Outline the changes in the partial pressures of carbon dioxide and oxygen as altitude increases.

Predict, with a reason, how the ventilation rate will change as a climber ascends from sea level to the summit of Mt. Everest.

Calculate the percentage change in the arterial partial pressure of carbon dioxide (Pco₂) at the summit compared with that at sea level.

Suggest a reason for the low arterial partial pressure of carbon dioxide at the summit.

State one adaptation of people who live permanently in high altitude areas.

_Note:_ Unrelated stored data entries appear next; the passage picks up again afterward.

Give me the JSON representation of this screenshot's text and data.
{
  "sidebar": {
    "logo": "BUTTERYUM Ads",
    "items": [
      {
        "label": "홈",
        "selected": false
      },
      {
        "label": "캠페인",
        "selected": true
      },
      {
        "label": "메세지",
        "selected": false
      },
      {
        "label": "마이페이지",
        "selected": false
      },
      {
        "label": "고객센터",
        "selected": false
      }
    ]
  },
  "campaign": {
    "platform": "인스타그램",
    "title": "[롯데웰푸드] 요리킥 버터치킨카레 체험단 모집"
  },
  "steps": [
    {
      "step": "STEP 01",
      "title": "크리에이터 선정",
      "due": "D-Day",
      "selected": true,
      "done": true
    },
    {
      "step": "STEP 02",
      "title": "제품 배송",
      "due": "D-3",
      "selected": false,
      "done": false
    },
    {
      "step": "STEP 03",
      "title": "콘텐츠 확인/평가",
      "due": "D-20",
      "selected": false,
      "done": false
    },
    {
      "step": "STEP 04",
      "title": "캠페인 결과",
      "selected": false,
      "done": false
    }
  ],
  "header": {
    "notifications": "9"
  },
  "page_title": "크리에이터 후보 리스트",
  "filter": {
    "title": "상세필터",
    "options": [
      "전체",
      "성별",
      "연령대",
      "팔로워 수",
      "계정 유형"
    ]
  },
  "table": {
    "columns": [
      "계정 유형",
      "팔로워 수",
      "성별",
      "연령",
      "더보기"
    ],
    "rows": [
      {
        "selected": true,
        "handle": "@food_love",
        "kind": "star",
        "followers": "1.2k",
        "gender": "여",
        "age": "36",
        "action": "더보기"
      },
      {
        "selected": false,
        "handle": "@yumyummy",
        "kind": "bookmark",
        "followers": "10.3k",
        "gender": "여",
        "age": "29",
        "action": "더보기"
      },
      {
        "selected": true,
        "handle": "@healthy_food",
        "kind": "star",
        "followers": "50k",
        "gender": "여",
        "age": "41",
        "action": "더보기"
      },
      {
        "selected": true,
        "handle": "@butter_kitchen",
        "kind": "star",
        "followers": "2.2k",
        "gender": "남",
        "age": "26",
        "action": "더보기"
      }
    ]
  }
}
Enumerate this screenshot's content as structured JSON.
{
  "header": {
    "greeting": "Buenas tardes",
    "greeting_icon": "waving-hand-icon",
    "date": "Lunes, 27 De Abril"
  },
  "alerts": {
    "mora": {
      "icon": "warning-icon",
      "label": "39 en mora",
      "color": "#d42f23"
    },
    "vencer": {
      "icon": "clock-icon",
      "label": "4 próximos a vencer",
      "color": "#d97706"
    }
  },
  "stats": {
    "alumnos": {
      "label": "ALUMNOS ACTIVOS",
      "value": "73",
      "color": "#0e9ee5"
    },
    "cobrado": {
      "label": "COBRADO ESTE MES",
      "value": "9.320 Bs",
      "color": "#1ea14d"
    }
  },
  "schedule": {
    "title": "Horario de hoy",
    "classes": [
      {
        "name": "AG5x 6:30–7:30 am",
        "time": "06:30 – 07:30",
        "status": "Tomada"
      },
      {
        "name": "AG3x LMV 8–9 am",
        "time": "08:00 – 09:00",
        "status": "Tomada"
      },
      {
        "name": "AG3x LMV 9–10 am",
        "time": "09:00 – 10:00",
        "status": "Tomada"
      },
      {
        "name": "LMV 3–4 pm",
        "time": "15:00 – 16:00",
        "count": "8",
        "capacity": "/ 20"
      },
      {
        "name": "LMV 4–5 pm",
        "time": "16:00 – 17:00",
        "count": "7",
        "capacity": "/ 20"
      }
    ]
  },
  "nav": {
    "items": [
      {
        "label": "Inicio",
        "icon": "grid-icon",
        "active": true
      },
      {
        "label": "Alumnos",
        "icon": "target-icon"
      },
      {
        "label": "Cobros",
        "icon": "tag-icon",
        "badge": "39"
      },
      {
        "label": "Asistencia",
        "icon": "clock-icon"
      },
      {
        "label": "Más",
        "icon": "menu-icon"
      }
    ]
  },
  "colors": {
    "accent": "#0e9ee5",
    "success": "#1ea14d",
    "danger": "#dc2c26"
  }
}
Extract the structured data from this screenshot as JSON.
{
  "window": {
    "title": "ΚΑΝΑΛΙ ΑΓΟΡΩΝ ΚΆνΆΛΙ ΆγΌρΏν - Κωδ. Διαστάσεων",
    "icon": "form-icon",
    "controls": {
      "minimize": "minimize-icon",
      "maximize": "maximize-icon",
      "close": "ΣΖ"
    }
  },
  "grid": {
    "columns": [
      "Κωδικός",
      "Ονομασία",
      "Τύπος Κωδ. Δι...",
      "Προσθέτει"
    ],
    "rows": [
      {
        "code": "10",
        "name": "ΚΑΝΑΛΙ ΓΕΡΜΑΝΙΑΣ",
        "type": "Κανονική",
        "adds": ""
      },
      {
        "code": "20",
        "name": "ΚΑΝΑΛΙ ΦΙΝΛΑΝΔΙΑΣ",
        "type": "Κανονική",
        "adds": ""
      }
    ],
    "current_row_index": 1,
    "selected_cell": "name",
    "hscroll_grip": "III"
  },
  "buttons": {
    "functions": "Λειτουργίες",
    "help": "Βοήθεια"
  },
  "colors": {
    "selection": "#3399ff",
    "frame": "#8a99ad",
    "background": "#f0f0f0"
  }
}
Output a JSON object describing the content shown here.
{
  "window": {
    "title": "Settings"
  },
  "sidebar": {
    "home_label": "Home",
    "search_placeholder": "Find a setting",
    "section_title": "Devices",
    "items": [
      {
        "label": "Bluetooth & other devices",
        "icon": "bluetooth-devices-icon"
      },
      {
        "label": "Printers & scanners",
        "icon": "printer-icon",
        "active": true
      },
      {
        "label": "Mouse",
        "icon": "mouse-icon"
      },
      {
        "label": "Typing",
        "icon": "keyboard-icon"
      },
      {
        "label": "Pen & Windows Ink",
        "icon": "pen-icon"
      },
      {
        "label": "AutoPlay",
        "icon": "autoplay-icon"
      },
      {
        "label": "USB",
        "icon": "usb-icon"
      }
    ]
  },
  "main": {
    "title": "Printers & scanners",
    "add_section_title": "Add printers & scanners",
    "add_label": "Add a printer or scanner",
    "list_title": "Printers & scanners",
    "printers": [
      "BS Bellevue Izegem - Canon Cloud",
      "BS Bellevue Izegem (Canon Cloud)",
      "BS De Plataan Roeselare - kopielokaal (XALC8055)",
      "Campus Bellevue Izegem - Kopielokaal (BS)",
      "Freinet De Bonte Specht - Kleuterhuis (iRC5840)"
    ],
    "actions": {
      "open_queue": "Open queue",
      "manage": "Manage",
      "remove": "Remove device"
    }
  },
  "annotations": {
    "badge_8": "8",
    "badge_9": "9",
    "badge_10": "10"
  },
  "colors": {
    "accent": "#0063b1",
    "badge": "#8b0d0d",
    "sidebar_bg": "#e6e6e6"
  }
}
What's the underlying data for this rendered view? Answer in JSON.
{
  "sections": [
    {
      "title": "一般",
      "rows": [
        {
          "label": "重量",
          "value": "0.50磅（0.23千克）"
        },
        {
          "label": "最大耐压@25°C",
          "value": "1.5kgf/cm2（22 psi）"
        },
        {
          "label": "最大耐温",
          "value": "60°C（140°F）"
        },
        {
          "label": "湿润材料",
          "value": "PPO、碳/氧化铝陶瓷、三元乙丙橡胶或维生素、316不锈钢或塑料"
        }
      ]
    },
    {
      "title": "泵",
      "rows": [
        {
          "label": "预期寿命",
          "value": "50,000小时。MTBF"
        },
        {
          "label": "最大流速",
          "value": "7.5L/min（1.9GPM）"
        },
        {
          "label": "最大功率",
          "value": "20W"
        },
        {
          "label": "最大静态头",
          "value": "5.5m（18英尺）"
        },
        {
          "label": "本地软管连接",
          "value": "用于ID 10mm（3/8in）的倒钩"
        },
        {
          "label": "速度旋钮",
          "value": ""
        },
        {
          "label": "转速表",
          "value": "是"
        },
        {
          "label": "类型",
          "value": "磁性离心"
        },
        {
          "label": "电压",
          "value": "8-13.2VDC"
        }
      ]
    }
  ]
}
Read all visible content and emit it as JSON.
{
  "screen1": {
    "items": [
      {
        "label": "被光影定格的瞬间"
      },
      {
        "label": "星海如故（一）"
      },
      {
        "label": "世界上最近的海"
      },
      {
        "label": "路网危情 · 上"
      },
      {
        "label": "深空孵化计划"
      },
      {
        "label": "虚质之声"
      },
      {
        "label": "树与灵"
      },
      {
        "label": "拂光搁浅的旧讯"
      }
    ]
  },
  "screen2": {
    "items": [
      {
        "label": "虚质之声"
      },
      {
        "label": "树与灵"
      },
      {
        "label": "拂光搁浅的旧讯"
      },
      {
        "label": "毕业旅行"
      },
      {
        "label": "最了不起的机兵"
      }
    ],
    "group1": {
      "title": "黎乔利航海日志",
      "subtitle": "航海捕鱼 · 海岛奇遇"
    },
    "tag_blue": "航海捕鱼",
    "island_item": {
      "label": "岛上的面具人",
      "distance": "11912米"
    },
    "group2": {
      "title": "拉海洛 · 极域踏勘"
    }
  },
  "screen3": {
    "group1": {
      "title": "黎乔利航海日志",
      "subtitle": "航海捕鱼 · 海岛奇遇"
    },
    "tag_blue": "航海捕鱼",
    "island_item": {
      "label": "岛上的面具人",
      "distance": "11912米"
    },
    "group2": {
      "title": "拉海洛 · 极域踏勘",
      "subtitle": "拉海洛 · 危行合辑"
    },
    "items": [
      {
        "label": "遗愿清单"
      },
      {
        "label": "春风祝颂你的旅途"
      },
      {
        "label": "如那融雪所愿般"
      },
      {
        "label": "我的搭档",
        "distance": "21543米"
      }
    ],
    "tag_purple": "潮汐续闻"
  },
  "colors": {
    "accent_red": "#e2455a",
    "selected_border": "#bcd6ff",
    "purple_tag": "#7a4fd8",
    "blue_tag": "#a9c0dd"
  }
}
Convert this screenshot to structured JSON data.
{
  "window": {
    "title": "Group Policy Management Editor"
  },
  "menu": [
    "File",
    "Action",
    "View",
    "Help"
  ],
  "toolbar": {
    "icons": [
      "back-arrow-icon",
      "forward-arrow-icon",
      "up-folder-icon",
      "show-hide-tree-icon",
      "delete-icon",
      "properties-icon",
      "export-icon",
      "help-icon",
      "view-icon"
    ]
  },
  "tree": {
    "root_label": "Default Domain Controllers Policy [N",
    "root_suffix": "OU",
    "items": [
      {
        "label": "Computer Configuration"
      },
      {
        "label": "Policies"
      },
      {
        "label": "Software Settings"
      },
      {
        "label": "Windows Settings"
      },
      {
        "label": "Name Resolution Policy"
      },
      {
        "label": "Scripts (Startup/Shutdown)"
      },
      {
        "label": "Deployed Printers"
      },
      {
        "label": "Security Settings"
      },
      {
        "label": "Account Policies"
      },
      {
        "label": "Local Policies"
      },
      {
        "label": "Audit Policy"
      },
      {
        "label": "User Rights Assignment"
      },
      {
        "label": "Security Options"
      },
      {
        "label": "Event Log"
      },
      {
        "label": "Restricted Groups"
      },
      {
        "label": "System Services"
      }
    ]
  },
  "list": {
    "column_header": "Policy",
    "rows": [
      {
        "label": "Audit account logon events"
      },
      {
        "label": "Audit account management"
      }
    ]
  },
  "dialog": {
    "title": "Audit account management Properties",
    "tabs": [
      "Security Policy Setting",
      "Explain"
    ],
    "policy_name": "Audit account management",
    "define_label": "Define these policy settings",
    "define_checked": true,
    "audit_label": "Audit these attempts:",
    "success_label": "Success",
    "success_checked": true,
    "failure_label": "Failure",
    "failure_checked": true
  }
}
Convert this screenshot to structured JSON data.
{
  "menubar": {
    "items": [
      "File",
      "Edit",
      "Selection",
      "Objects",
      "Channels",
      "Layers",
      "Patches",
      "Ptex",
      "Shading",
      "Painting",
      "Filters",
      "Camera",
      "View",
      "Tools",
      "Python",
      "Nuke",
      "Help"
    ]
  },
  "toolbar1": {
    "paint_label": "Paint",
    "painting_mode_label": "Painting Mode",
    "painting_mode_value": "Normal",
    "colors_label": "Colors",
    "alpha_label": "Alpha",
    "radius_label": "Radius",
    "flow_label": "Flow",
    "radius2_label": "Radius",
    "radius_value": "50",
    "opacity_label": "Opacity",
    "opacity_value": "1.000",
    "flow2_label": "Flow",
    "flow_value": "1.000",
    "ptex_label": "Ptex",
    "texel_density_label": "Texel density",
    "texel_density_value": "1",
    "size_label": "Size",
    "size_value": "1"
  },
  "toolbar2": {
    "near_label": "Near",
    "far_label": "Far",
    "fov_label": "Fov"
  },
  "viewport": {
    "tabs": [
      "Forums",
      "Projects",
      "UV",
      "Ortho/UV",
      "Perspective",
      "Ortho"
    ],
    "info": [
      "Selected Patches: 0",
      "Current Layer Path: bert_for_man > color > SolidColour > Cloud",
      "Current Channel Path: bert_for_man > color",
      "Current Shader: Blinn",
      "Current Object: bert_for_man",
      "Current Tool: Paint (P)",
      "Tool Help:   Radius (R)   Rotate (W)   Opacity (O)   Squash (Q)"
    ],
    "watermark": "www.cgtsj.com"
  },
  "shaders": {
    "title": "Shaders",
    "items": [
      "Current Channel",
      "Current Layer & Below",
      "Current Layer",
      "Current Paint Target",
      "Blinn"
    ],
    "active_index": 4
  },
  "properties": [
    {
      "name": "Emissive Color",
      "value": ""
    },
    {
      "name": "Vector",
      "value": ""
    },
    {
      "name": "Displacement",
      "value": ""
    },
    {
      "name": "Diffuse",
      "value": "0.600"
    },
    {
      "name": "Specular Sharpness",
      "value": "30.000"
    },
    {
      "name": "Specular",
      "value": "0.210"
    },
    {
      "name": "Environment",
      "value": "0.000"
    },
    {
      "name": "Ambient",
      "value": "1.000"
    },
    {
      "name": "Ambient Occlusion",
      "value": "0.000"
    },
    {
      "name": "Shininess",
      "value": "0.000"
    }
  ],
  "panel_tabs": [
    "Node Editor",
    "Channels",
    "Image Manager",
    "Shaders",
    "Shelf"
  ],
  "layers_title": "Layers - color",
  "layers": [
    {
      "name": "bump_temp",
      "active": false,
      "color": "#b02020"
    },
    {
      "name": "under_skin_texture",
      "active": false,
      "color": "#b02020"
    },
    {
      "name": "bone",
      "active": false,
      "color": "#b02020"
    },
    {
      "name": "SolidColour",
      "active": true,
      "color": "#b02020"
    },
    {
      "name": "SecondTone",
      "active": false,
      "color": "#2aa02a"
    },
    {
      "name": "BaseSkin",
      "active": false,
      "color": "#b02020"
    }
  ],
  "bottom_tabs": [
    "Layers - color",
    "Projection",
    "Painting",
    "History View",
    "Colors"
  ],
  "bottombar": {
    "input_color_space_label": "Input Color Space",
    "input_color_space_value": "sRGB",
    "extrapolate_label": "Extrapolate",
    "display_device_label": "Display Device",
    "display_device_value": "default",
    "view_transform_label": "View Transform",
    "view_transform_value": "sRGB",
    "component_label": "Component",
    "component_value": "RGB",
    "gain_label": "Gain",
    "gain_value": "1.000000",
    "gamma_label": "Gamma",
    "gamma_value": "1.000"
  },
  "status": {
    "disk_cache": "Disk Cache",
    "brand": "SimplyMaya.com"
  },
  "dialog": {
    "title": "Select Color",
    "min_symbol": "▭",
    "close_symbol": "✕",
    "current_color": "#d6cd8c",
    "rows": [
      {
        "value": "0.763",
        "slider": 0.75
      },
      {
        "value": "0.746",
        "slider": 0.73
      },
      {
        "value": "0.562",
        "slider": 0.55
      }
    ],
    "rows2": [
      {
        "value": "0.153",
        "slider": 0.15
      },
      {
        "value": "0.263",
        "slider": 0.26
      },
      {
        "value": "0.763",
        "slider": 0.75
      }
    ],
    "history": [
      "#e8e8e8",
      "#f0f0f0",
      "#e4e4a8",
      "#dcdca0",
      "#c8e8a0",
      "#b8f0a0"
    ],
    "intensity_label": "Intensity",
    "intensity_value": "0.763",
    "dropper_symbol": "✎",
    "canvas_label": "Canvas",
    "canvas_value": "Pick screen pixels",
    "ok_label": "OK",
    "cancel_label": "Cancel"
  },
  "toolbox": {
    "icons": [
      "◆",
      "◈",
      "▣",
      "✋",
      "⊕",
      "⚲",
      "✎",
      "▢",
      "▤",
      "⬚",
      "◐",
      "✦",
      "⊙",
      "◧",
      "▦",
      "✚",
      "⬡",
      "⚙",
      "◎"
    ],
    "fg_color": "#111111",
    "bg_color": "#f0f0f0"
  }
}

both Po₂ and Pco₂ fall with increasing altitude;
above certain altitude there is little change in alveolar Po₂ / Po₂ remains close to 37 mm Hg over a wide range of altitudes;
Pco₂ changes over the entire range of altitudes;
the Po₂ is always higher than Pco₂;

the rate of ventilation would increase;
expelling large quantity of CO₂ / causing fall in blood CO₂/Pco₂;
rise in blood pH hampers ventilation/inhibits chemoreceptors;

(Allow answers in the range 81–81.5 %)

low partial pressure/level of carbon dioxide in the air;
hyperventilation/high rate of ventilation;

high lung capacity;
larger tidal volumes;
high proportion of hemoglobin / high red blood cell count;
hemoglobin with higher affinity for oxygen;

Many were able to see that both PO2 and PCO2 fell with increasing altitude but only the best candidates could correctly identify another change.

This was a very difficult section and many did not refer to the table provided when answering this question. Most of the candidates tended to refer to oxygen rather than carbon dioxide.  

Many were able to calculate the percentage change correctly in (i).  Those that didn‟t usually had 18.7% rather than 81.3%.

In (ii) many were able to get a mark for answering that the reason was due to the low partial pressure of carbon dioxide in the air.

The most common correct adaptation given was that those who live permanently at higher altitude had a larger lung capacity.